La vida brota en pequeñas islas, entre tejas y chimeneas encaladas, sobre dinteles y portones de madera, en los toldos agrietados de los patios donde trepa la salamanquesa y deja la golondrina su nido de barro.
De los hombres, apenas el trazado de calles, los tendidos, las rejas en las ventanas. Una geometría precaria. Una presencia mínima. Su mundo, en realidad, se abre discretamente dentro de las casas, como ciudades dentro de la ciudad.
Los días son largos y lentos.
Es como si unas manos gigantescas hubieran tirado de la tierra, levantado pliegues ásperos que salpicaron de cal y luego llamaron casas. Llegaron bocanadas de asfalto sobre los eriales; llegaron los automóviles, siempre demasiado grandes.

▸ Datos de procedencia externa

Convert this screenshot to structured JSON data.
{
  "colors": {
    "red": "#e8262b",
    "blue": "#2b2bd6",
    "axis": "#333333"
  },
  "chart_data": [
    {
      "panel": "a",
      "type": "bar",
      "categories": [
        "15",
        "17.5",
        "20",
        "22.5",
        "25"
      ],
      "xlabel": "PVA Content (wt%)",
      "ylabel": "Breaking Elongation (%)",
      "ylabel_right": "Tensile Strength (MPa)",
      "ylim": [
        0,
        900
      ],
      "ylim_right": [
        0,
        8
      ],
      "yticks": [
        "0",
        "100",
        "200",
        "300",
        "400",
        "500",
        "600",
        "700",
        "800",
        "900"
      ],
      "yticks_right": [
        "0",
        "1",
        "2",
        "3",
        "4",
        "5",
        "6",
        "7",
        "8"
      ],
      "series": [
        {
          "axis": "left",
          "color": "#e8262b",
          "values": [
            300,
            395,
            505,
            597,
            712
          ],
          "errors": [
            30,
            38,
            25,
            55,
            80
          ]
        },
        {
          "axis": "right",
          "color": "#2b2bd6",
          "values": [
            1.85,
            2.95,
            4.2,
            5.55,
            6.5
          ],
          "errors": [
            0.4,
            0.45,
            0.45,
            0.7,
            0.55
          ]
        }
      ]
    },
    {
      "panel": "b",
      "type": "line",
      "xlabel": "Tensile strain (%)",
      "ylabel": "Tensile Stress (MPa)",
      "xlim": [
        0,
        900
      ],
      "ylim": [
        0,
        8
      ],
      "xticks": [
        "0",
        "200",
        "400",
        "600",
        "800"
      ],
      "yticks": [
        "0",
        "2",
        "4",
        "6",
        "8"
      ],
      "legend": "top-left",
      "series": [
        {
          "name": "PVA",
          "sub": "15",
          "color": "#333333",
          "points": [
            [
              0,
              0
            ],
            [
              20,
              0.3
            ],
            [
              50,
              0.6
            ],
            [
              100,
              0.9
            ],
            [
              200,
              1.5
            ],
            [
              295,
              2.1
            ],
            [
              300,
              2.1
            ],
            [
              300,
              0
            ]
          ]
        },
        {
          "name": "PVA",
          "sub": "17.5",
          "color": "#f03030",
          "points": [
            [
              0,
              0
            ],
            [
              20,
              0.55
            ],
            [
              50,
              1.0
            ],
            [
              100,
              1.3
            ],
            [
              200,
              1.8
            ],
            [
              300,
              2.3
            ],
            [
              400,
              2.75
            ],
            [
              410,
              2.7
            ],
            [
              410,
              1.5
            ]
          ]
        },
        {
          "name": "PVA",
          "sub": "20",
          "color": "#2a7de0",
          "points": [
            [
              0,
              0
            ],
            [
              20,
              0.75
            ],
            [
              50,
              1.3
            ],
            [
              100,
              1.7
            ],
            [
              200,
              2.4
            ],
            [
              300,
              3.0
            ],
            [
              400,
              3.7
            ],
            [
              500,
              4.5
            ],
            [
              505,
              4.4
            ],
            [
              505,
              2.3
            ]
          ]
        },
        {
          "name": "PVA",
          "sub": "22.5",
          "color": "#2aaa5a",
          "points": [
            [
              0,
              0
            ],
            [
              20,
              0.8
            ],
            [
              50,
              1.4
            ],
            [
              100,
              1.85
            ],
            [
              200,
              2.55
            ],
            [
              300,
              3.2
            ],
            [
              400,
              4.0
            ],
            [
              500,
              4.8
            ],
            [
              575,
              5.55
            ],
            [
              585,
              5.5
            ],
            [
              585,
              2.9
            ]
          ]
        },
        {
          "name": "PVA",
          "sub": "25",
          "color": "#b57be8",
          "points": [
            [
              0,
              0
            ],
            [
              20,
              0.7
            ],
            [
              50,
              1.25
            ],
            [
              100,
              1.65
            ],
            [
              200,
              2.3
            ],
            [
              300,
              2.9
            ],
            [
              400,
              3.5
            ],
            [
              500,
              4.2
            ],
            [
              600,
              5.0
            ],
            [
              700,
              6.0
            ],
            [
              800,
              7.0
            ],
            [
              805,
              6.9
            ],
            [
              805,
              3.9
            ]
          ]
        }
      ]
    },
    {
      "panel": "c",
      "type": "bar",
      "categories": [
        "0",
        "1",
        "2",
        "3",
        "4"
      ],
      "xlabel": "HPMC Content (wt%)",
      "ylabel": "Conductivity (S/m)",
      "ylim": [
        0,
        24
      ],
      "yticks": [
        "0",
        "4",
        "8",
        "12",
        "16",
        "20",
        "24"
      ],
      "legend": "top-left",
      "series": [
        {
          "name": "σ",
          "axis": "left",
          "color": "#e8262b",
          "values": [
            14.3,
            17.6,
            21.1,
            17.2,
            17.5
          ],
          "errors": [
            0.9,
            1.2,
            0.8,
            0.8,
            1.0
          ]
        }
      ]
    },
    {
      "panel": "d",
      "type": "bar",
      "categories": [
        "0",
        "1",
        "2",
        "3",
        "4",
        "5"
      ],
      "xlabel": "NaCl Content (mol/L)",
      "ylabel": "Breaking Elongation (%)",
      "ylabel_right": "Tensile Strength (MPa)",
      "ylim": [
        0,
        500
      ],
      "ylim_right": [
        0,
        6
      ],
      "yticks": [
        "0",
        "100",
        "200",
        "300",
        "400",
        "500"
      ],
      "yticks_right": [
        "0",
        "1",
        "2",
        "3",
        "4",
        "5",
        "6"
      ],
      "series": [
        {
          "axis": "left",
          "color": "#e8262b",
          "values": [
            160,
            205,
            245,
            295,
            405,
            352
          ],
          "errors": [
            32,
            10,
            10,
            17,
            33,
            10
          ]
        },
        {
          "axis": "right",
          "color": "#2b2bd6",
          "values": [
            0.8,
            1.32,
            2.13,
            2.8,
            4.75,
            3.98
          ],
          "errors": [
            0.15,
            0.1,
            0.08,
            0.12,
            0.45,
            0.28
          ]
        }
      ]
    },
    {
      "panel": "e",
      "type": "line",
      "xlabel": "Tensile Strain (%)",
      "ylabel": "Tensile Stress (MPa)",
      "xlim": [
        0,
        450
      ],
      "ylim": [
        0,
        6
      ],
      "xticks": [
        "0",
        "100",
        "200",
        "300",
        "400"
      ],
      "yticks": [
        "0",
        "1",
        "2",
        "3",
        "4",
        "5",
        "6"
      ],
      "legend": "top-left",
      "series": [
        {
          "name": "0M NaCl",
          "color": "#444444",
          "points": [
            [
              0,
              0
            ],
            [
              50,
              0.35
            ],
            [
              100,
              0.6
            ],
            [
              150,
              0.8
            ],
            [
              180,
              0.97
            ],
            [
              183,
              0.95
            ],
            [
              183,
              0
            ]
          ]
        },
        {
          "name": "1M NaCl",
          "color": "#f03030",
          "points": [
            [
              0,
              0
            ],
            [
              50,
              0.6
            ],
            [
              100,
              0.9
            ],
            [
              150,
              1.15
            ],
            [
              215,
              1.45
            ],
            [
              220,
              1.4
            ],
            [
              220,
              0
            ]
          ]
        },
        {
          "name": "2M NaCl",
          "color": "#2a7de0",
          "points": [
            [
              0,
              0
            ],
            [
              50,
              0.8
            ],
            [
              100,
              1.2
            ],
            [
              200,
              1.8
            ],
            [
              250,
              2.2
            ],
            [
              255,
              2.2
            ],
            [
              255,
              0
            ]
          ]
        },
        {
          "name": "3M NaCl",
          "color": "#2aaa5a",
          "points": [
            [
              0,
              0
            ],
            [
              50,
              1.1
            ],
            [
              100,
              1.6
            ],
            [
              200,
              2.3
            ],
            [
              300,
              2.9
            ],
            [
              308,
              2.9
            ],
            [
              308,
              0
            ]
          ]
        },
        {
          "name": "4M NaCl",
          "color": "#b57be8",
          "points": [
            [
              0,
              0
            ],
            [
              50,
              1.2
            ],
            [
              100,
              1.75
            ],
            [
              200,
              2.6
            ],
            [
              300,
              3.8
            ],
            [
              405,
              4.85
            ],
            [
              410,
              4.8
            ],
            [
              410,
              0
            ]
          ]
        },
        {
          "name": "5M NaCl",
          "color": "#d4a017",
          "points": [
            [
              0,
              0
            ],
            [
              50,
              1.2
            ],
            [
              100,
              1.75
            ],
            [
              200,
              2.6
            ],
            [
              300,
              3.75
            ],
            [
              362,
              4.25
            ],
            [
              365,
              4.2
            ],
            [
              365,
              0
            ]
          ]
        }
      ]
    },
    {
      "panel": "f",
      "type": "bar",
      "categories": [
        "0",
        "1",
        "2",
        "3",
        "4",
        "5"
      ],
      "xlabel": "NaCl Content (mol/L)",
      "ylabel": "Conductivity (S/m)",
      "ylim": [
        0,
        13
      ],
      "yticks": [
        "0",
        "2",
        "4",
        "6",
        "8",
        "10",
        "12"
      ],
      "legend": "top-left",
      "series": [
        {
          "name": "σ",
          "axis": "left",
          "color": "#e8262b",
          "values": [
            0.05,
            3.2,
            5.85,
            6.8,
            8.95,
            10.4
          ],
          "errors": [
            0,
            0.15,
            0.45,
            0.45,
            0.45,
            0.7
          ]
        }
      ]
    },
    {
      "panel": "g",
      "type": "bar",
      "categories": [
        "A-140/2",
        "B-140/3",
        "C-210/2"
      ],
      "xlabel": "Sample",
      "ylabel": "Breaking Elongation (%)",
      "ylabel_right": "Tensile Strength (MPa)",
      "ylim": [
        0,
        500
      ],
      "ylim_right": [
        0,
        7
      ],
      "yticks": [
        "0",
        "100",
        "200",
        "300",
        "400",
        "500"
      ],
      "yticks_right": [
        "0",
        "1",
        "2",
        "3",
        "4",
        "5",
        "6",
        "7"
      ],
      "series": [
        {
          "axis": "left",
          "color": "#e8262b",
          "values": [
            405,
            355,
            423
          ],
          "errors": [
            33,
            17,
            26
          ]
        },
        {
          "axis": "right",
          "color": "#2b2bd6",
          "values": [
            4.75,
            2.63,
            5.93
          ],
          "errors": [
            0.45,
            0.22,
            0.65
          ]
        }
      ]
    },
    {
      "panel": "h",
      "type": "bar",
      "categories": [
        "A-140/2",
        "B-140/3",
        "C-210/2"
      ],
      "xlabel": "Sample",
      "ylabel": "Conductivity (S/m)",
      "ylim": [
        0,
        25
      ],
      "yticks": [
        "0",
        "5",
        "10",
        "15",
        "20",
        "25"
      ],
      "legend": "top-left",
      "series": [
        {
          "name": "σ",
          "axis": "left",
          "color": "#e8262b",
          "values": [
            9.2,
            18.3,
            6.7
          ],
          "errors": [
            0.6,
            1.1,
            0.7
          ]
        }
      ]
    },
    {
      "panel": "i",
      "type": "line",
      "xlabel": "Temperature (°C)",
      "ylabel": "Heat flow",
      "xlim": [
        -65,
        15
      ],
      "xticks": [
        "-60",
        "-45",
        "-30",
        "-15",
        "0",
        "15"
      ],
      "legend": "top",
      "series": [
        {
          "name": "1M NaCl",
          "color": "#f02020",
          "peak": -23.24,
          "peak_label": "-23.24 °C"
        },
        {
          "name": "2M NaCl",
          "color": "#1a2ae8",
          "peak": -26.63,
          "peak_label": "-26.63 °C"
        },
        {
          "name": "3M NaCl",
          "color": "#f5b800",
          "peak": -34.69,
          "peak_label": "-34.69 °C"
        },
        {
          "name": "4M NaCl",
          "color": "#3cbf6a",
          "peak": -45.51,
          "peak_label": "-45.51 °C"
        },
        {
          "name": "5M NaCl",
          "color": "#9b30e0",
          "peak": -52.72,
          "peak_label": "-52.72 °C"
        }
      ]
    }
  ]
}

Hay alguien: abre una puerta; agacha la cabeza; sale a la calle y camina. Sigue una hilera sedienta de árboles muy finos. Camina por las líneas de sombra y los laberintos de cable. Deambula entre las casas, casi en círculos, en torno a la torre del reloj. Camina sobre paredes y muros, palpando relieves, sintiendo la línea descascarillada donde el añil de los zócalos se vuelve cal.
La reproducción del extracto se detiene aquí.